I couldn’t believe it. The first of a series of 'i' words started going through my mind. How someone could not have started working on a production less than two weeks before they were to go on stage had me at wit’s end. The two directing students asked if they could pull the production from the festival, and were willing to pay the penalties of doing so. I asked them to call the festival manager to do so. Immediately. I figured if they didn’t learn from the experience of directing a play, perhaps they would learn from cancelling it themselves. I also asked for immediate action as time was in short supply. I received an email of confirmation, so when the festival director phoned me the next afternoon, as I was the contact person for the college, I asked if the students had cancelled the day before. They hadn’t. And, at that point, it was impossible to pull the show from the festival as the electronic system which now dealt with ticket sales had been put in place. That Morning.
So, with a handful of outside students from a singing lecturer at the college, and a handful of students from the college I put together a jazz singing show. Mikes were organized, my colleague and I plotted lights (before the show existed) and in two rehearsals, we had a show. It was chaos on the technical box as I qued two frightened looking first year drama student sound and lighting operators. And with what I considered to be a relatively decent turnout for the first performance from an unknown college the first show was done. I was relieved, probably not as much as the sound and lighting operators, to have survived the first performance. The second performance was sure to go like clockwork.
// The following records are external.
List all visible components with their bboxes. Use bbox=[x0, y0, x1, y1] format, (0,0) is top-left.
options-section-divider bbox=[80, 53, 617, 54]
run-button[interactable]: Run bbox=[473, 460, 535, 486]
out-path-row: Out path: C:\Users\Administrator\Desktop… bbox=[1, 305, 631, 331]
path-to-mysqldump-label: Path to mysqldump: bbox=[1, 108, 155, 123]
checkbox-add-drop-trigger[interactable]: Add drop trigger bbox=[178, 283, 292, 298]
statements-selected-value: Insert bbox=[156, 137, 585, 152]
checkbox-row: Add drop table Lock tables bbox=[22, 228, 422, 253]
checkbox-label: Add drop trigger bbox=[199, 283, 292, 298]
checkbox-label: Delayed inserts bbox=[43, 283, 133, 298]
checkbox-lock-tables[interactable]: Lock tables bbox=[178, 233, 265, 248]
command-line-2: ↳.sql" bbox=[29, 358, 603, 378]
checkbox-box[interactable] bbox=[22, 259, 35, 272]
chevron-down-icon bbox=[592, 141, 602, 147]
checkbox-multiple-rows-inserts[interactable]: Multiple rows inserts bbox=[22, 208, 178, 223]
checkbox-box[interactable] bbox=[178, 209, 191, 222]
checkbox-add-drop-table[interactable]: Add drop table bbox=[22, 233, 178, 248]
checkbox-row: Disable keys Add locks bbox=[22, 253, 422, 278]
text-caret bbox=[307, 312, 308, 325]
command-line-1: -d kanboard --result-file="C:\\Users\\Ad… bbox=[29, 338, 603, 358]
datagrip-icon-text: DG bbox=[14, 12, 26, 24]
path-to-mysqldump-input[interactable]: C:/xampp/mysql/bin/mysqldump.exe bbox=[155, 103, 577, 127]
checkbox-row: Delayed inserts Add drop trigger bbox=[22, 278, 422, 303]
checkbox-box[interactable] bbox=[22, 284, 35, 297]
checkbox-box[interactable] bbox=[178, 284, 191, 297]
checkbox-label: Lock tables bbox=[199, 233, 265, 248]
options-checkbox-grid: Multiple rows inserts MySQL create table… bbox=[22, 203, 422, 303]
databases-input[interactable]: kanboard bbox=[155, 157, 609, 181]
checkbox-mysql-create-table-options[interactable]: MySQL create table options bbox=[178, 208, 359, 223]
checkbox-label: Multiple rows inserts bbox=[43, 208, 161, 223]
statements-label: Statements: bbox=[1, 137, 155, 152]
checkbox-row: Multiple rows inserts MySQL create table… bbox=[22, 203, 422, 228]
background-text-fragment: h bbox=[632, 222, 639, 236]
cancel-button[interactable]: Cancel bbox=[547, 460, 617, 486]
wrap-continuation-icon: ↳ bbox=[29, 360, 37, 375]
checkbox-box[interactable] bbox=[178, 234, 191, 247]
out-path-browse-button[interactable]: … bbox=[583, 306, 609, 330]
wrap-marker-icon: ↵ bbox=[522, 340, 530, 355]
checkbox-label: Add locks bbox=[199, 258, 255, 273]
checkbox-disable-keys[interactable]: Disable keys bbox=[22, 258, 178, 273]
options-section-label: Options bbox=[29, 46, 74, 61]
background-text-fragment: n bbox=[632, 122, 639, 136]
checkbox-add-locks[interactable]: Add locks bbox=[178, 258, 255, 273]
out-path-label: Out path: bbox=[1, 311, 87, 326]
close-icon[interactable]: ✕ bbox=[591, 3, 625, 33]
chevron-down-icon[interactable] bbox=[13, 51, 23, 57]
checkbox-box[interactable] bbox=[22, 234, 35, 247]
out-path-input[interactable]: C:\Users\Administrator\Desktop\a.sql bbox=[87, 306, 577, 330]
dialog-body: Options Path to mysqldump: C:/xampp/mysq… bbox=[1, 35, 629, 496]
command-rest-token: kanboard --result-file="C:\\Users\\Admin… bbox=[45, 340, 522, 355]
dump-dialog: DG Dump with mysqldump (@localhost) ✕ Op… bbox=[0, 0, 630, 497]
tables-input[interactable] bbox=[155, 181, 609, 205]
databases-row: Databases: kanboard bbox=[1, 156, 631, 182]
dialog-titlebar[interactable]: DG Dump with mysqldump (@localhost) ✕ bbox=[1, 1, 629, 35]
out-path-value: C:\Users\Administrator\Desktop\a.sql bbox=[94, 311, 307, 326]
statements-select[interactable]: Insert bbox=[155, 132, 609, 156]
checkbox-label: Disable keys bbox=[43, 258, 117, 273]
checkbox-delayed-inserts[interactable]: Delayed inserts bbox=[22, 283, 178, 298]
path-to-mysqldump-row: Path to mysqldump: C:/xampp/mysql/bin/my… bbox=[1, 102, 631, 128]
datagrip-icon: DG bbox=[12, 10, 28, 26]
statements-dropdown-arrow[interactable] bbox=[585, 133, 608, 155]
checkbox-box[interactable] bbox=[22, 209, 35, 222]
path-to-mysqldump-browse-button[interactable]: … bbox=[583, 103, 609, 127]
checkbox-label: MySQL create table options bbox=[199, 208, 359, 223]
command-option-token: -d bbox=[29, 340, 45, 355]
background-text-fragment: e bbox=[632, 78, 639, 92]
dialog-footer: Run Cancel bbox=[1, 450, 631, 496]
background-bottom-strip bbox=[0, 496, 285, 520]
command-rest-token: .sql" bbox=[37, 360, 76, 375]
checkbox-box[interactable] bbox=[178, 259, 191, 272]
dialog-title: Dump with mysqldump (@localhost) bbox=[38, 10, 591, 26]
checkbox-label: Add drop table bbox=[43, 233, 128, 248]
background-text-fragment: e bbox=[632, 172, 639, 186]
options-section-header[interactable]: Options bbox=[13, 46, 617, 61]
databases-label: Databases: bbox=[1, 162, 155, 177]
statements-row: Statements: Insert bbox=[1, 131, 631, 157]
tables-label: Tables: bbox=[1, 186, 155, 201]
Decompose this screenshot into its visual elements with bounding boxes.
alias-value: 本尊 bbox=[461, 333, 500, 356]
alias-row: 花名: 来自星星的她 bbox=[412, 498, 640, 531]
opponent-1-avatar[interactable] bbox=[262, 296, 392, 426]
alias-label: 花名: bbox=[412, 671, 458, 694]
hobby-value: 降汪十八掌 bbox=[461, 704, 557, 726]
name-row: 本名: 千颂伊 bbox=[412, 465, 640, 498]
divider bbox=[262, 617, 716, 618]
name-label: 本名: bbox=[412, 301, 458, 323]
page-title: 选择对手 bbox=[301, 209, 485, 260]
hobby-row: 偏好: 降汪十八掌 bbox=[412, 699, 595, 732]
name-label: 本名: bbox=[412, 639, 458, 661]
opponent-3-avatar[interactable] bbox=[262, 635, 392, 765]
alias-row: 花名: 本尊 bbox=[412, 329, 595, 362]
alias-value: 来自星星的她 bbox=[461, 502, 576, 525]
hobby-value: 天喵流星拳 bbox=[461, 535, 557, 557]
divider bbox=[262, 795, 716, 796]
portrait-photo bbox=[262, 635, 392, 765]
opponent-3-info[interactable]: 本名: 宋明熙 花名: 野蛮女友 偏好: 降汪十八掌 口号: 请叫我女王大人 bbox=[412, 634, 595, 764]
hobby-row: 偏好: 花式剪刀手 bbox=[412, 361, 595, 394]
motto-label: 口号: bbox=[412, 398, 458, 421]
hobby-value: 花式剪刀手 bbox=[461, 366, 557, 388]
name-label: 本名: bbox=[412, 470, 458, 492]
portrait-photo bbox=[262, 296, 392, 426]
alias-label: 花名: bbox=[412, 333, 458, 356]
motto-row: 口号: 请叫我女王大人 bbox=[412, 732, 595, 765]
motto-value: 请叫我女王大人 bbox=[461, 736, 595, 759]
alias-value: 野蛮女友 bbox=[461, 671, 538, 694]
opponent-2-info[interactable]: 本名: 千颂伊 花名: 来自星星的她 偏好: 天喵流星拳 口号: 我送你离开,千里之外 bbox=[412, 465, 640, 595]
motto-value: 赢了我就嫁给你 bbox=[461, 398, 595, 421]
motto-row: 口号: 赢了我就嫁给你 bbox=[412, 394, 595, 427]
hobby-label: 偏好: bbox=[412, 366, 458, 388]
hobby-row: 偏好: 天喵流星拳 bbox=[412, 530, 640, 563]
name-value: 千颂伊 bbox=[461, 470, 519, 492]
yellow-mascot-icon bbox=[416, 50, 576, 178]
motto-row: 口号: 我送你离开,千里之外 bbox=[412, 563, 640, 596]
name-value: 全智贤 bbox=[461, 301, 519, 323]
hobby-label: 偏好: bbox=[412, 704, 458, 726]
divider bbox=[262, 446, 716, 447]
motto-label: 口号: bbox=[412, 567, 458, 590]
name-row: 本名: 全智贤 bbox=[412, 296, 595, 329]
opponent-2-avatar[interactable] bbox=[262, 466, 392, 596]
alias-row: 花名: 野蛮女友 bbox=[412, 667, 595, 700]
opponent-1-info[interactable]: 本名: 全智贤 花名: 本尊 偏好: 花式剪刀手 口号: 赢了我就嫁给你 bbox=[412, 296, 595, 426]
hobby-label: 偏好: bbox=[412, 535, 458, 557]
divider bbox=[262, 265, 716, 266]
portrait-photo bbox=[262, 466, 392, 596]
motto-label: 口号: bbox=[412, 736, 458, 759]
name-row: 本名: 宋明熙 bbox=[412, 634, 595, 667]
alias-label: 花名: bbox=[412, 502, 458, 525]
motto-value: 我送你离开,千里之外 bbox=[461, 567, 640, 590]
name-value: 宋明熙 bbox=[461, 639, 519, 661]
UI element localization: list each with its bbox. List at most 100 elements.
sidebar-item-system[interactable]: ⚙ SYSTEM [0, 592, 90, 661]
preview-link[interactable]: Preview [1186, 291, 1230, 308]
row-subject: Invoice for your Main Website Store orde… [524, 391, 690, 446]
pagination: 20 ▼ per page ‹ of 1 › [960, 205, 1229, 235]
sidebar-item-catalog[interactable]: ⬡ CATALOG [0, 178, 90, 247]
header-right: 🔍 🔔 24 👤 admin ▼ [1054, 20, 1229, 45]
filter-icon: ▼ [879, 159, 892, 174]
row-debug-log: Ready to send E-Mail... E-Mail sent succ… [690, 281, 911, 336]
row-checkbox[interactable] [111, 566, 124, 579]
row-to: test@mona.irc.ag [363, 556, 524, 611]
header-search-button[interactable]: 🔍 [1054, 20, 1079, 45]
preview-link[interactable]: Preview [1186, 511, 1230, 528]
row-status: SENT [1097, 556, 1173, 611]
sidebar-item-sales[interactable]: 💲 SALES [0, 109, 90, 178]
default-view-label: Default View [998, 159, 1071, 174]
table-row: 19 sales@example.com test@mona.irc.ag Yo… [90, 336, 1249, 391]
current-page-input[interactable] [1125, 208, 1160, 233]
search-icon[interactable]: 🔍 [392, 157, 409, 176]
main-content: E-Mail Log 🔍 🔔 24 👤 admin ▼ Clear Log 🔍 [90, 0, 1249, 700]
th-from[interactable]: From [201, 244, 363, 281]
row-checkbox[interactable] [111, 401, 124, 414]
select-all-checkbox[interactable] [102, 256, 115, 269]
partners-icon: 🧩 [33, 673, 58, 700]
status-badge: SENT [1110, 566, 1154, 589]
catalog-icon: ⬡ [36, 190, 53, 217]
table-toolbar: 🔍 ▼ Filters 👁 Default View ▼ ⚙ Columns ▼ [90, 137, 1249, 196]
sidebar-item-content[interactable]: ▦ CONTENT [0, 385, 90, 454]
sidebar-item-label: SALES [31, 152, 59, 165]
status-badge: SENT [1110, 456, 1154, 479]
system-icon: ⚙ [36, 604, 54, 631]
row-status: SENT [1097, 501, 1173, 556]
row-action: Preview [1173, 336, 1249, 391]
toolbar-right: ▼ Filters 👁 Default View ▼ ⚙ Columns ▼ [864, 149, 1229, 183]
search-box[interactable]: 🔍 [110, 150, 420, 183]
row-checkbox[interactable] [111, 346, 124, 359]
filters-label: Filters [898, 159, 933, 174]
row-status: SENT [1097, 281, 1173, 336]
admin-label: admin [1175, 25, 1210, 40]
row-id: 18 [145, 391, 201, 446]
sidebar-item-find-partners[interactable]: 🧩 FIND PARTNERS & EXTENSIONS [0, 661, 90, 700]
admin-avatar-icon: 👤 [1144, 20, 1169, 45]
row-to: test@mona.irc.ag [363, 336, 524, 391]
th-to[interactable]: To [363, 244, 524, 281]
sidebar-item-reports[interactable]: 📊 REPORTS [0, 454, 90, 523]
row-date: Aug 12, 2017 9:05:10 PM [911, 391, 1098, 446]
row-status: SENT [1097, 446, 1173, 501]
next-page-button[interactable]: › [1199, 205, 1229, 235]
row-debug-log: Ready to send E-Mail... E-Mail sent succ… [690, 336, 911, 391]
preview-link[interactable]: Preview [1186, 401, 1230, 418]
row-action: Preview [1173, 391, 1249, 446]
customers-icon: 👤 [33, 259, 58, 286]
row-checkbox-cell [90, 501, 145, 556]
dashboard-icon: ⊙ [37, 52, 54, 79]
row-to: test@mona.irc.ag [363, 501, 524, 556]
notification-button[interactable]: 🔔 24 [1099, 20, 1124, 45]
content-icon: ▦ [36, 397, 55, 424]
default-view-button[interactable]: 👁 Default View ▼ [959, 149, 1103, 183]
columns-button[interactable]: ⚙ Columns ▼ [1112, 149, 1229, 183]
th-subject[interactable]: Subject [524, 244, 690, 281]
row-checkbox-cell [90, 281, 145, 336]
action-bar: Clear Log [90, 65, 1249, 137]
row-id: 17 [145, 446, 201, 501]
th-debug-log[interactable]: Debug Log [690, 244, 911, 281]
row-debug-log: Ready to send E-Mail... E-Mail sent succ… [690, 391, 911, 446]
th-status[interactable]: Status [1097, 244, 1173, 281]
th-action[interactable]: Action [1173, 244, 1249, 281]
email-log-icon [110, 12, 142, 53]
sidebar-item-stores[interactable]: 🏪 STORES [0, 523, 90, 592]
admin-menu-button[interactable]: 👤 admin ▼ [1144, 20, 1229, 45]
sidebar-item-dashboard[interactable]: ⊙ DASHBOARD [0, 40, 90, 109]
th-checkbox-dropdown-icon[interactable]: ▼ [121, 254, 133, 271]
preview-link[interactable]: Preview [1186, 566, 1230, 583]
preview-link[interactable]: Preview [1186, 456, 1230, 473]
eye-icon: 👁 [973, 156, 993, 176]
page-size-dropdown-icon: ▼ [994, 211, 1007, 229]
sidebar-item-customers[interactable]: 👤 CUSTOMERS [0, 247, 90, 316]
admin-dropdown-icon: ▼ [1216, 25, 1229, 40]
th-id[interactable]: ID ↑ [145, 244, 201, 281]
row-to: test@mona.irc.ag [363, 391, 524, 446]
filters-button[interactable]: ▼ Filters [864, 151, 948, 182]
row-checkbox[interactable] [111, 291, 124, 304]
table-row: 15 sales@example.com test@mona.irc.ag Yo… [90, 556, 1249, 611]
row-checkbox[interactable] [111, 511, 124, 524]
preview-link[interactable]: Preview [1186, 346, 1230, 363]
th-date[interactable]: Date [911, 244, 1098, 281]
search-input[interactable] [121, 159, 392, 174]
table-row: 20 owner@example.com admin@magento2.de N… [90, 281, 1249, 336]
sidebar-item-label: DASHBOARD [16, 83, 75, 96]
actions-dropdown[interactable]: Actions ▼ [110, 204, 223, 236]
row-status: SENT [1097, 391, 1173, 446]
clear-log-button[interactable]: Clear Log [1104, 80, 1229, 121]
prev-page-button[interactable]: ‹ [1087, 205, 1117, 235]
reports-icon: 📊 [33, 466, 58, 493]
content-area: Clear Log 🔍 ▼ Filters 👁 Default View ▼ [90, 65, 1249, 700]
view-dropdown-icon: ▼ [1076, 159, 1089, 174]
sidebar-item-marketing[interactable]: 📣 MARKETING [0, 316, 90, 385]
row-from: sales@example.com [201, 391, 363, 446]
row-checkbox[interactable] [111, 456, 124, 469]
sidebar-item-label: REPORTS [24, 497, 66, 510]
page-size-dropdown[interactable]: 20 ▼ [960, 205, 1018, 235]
Wrong. Upon my glowing return to my flat I received an email from the singing lecturer, informing me that all her outside students refused to perform again, at 10:30 the next morning because they felt that the audience turnout was too small.
I reread the email in disbelief, rather sure that some fever must have caused me to hallucinate, as I have never heard of performers refusing to perform a show because ‘there weren’t enough people in the audience’. After confirmation of the facts on my second read a number of ‘i’ words flashed through my head. I contacted the head of the school. And a couple of phone calls later it was decided that we would make do with what we had. Add a few more items that were in the repertoire of the three remaining students, and one outside professional and I would just have to make it work on my own. Especially as my colleague could not attend the show, and the head of the school was leaving for France that day.
So the next morning I put on my professional director’s face and headed off the theatre with all the fake enthusiasm and visage of calm I could muster concerning my general state of panic. Especially as the ‘outside professional’ (a term I use loosely, and carefully avoid naming him and using words like ‘indecent’) cancelled that morning. In an sms.
So with three regulars and a friend who happened to be there and who decided to help out, just because of the absurdity of the situation and because she had a backtrack on her cellphone I put together another show. In the 45 minutes we had to move into the theatre a song order was decided upon and a CD cut, the lights were replotted and so was the movement of the actors on the stage, and the transference of microphones. And, one of the performers had car trouble and arrived as we had to open the doors for the audience to enter.
I was in a state somewhere between panic, chaos and directorial autopilot but the show went on. On time. Incredible.